変化するにちにち

映画のあとで思うこと

⬆️線路沿いの映画館

「ちゃわんやのはなし〜四百年の旅人〜」をようやく見に行けた。東中野のポレポレ座まで。

見終わって、日々使っている沈壽官窯のパン皿(パンではないものをのせている)が、手に触れるとなぜ心地よいのかがわかる気がした。

9:50からの上映後に監督の舞台挨拶があると館内に書いてある。サイン会まであったが、パンフレットを持って来る発想はなく家に置いて来た、残念。

15代の沈壽官を主にしたドキュメンタリーだが押し付けがましくなく自然体、こんな風に撮れるのだと監督の内面を垣間見る思い。

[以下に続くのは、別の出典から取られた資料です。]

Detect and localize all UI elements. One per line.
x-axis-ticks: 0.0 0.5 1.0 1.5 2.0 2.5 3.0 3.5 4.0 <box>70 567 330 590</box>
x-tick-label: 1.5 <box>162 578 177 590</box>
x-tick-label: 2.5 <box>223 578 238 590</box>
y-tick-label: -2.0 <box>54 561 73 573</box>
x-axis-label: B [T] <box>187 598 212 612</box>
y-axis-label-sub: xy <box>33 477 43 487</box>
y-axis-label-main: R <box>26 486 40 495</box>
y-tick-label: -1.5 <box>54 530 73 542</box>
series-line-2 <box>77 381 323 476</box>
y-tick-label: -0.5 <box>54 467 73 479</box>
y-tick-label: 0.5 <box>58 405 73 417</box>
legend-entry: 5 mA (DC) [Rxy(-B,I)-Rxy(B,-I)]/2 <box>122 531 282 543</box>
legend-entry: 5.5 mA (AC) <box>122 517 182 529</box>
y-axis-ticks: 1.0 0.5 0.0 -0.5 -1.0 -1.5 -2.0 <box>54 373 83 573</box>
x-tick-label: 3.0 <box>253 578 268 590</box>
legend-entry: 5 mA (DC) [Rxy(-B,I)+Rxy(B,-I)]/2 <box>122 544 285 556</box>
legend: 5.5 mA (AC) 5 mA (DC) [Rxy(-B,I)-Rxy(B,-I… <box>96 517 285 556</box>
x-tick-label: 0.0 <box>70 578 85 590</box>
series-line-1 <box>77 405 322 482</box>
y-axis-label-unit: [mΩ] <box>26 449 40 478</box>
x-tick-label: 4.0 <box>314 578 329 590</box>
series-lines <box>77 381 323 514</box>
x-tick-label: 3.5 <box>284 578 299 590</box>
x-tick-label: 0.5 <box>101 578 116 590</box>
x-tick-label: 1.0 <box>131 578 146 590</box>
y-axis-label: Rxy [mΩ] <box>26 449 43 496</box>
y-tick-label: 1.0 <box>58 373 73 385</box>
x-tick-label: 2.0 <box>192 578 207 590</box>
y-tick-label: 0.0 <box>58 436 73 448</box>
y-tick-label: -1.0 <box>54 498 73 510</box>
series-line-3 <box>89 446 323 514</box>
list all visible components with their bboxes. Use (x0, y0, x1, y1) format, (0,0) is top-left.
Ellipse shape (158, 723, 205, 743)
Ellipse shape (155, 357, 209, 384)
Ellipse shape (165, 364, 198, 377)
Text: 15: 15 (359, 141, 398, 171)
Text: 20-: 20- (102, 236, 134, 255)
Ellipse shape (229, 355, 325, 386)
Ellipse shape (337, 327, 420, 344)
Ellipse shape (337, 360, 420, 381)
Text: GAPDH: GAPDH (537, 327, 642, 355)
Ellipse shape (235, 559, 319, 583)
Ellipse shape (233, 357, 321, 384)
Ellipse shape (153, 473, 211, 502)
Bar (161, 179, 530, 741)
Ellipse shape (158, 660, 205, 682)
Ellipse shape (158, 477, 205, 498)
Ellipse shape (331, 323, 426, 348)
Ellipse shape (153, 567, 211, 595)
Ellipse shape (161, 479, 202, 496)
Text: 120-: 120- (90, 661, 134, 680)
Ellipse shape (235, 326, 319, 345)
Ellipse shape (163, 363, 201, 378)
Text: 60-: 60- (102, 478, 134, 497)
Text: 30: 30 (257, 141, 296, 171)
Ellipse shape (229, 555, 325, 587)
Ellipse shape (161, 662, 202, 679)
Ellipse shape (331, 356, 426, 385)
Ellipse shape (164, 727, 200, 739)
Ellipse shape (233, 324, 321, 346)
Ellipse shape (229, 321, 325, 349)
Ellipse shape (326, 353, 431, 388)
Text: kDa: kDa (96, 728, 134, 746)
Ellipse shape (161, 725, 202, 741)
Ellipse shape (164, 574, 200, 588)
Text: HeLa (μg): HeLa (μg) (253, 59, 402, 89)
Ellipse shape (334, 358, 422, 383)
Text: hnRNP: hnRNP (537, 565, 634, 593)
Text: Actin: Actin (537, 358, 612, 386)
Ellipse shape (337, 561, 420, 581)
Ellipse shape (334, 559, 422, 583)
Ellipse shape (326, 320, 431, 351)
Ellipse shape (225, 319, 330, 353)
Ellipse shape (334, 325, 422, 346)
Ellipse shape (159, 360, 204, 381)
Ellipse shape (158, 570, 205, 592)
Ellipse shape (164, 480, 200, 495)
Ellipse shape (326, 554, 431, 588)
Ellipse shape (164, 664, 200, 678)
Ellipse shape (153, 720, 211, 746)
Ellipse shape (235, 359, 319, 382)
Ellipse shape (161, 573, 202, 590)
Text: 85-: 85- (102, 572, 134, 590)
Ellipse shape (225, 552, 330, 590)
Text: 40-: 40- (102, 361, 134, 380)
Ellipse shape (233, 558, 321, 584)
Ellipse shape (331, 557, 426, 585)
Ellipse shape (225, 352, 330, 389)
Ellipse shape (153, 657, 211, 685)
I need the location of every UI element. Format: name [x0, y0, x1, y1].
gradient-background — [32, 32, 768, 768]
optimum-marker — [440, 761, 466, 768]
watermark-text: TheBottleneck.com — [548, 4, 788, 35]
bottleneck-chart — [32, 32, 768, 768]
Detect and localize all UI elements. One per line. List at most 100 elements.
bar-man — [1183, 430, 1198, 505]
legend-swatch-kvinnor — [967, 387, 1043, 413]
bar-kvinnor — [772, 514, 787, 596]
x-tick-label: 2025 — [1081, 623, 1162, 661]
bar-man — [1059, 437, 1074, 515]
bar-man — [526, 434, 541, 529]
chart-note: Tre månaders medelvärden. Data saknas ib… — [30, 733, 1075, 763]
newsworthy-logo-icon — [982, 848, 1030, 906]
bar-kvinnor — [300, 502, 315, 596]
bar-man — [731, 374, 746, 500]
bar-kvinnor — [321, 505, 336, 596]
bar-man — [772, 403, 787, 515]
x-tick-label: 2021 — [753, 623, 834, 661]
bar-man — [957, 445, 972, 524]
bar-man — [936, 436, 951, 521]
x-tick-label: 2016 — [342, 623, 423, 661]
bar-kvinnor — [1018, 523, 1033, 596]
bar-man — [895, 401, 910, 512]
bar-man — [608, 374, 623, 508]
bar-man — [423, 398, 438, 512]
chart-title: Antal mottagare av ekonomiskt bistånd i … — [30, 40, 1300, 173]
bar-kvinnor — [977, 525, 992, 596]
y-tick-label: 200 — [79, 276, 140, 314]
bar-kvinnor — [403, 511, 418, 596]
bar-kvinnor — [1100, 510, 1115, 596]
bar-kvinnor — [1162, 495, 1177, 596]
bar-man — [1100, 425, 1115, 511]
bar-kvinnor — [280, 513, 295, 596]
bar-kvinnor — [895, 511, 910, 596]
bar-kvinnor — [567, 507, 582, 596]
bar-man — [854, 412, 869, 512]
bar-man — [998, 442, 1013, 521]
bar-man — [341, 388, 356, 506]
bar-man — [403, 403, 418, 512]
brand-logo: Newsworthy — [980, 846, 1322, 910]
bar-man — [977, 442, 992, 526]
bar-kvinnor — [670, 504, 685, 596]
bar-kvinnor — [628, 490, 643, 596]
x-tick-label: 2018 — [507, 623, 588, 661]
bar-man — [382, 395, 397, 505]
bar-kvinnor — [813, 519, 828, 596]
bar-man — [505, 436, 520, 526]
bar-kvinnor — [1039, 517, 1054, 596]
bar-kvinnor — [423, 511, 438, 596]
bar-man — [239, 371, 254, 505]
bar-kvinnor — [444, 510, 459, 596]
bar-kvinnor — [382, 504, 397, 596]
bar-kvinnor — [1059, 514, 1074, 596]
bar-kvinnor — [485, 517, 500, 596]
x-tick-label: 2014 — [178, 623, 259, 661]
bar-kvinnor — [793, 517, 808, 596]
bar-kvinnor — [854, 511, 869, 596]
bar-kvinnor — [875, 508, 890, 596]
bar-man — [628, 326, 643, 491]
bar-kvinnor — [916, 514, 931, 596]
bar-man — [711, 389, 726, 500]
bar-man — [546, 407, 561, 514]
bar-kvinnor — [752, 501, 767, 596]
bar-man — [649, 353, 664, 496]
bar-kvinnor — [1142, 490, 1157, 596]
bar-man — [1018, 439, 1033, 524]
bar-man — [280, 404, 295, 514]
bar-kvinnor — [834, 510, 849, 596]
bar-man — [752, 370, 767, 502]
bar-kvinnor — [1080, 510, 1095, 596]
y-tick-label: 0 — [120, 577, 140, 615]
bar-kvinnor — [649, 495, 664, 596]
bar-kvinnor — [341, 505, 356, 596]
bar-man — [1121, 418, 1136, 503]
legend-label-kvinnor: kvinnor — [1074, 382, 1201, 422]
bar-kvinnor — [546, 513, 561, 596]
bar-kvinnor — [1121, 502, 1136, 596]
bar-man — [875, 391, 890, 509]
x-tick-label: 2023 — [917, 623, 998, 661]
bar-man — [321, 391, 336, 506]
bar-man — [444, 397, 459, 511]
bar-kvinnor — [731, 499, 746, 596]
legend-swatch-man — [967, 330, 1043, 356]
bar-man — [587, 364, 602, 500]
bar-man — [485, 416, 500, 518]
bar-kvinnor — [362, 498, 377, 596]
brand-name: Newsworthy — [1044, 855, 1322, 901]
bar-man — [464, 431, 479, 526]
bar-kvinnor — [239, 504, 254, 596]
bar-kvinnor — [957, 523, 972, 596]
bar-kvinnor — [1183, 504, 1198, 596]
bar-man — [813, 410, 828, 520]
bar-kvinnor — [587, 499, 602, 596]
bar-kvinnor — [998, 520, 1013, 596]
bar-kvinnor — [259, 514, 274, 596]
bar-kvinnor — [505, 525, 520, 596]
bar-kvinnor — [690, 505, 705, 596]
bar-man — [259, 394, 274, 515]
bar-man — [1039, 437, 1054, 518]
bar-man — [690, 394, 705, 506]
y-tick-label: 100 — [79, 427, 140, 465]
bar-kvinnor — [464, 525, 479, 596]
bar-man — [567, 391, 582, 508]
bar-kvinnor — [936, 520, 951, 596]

玉山神社のラストシーンが日常の一部分で自然でよかった。「奇跡的に黄色い蝶々が舞い降りてラストシーンに起用した」と数日前に読んだパンフレットに書いてあったので、幻想的になるのかと想像していたが見事裏切ってくれた。

そのラストシーンは15代が紋黄蝶を指して語るときの「こころ」、むかしの人にとってはきっと当たり前であったろう感受の仕方、いま大切なものを失くしかけていることに気づかされた。

玉山神社、行ったなぁ、いもうとと茶畑を縫って。その日、陶苑の店内に15代がいらっしゃり、いもうとにも私にも和紙に器の名を一筆書いてくださり、写真までOK、いもうとと3人で収まった。

14代がご存命ならこの映画をどんなに喜ばれたことだろう…。

ふた昔もっと前、司馬遼太郎『故郷忘じがたく候』を朗読したくて作品を短くした。削って削って、(きっと乱暴に)継ぎ接ぎした。

当時、迷いながら掬い上げた部分が2ヶ所映画に出てきた。同じところに感動する人に出会えた嬉しさと安堵感があった。

壽官陶苑には帰省した折に4、5回行ったがまた行きたくなった。